Die US-Regierung muss ihre Politik ändern und den Völkermord an den Armeniern anerkennen und neu einschätzen, was die Sicherheit der Türkei begründet. Das französische Konzept des neunzehnten Jahrhunderts von „Bon pour l’Orient“ [gut genug für den Orient] legitimierte Frankreichs Kolonialismus und lieferte die Begründung für die Erniedrigung der Länder, die sie kolonisiert und die Taten, die sie dort verübt hatten. Amerika muss sich selbst befreien von dieser klassischen Politik der kolonialen Bevormundung. Wenn Demokratie und der Werdegang der Geschichte für Amerika gültig ist, dann sollte dasselbe auch für die Türkei gelten.

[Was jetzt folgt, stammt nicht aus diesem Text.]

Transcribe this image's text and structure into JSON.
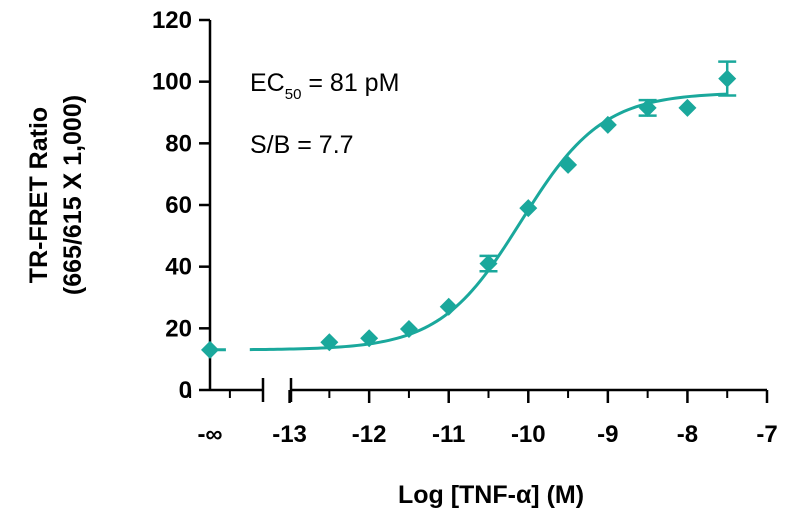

Der Kongress und das Weiße Haus sollten misstrauisch gegenüber Behauptungen sein, wonach eine Anerkennung des Völkermords aus nationalem Interesse abzulehnen sei. Solche Argumente entsprechen nicht den amerikanischen Werten und legitimieren die Kampagne des türkischen Staates. Wir müssen anfangen, ein neues Lied zu singen, dass nicht die autoritären und leugnenden Regime des Mittleren Ostens unterstützt. Sicherheit in der Türkei und in den USA muss die bestehende Geschichte und Demokratie mit einbeziehen.

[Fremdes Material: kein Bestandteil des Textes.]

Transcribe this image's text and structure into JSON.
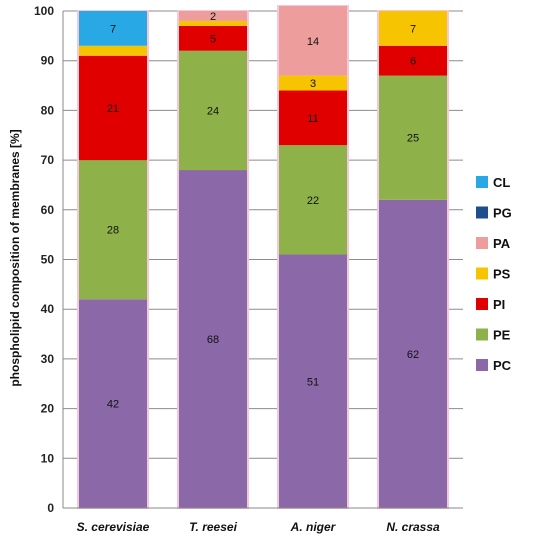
{
  "chart_data": {
    "type": "bar",
    "stacked": true,
    "ylabel": "phospholipid composition of membranes [%]",
    "ylim": [
      0,
      100
    ],
    "yticks": [
      0,
      10,
      20,
      30,
      40,
      50,
      60,
      70,
      80,
      90,
      100
    ],
    "grid": true,
    "legend_position": "right",
    "categories": [
      "S. cerevisiae",
      "T. reesei",
      "A. niger",
      "N. crassa"
    ],
    "series": [
      {
        "name": "PC",
        "color": "#8B68A8",
        "values": [
          42,
          68,
          51,
          62
        ],
        "labels": [
          "42",
          "68",
          "51",
          "62"
        ]
      },
      {
        "name": "PE",
        "color": "#8EB14A",
        "values": [
          28,
          24,
          22,
          25
        ],
        "labels": [
          "28",
          "24",
          "22",
          "25"
        ]
      },
      {
        "name": "PI",
        "color": "#E00000",
        "values": [
          21,
          5,
          11,
          6
        ],
        "labels": [
          "21",
          "5",
          "11",
          "6"
        ]
      },
      {
        "name": "PS",
        "color": "#F6C400",
        "values": [
          2,
          1,
          3,
          7
        ],
        "labels": [
          "",
          "",
          "3",
          "7"
        ]
      },
      {
        "name": "PA",
        "color": "#EE9D9D",
        "values": [
          0,
          2,
          14,
          0
        ],
        "labels": [
          "",
          "2",
          "14",
          ""
        ]
      },
      {
        "name": "PG",
        "color": "#1F4E8C",
        "values": [
          0,
          0,
          0,
          0
        ],
        "labels": [
          "",
          "",
          "",
          ""
        ]
      },
      {
        "name": "CL",
        "color": "#28A9E6",
        "values": [
          7,
          0,
          0,
          0
        ],
        "labels": [
          "7",
          "",
          "",
          ""
        ]
      }
    ],
    "legend_order": [
      "CL",
      "PG",
      "PA",
      "PS",
      "PI",
      "PE",
      "PC"
    ]
  }
}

Obama kam nach Washington um Änderungen durchzuführen. Meine Frage ist: Was ist der Unterschied zwischen der Obama- und der Busch-Regierung? Könnte dies die Antwort sein: Annahme der Völkermord-Resolution und die Förderung der Demokratie im Mittleren Osten?

Taner Akçam ist Professor der Geschichte und Inhaber des Lehrstuhls Kaloosdian/Mugar über Studien zum Armenischen Völkermord am „Strassler Center for Holocaust and Genocide“ (Zentrum für Studien über Judenvernichtung und Völkermord) an der Clark Univsersität in Worcester/MA. Er ist nicht nur eine maßgebliche internationale Autorität auf diesem Gebiet, sondern auch der Autor der Schrift: „A Shameful Act: the Armenian Genocide and Turkish Reponsibility“ (übers.: Die schändliche Tat: der Armenische Völkermord und die Türkische Verantwortung). Er ist der Koordinator eines Workshops an der Clark Universität zur Untersuchung des „State oft the Art of Armenian Genocide Research“ am 8. April 2010 (übers.: „Moderne Untersuchungen des Armenischen Völkermordes“).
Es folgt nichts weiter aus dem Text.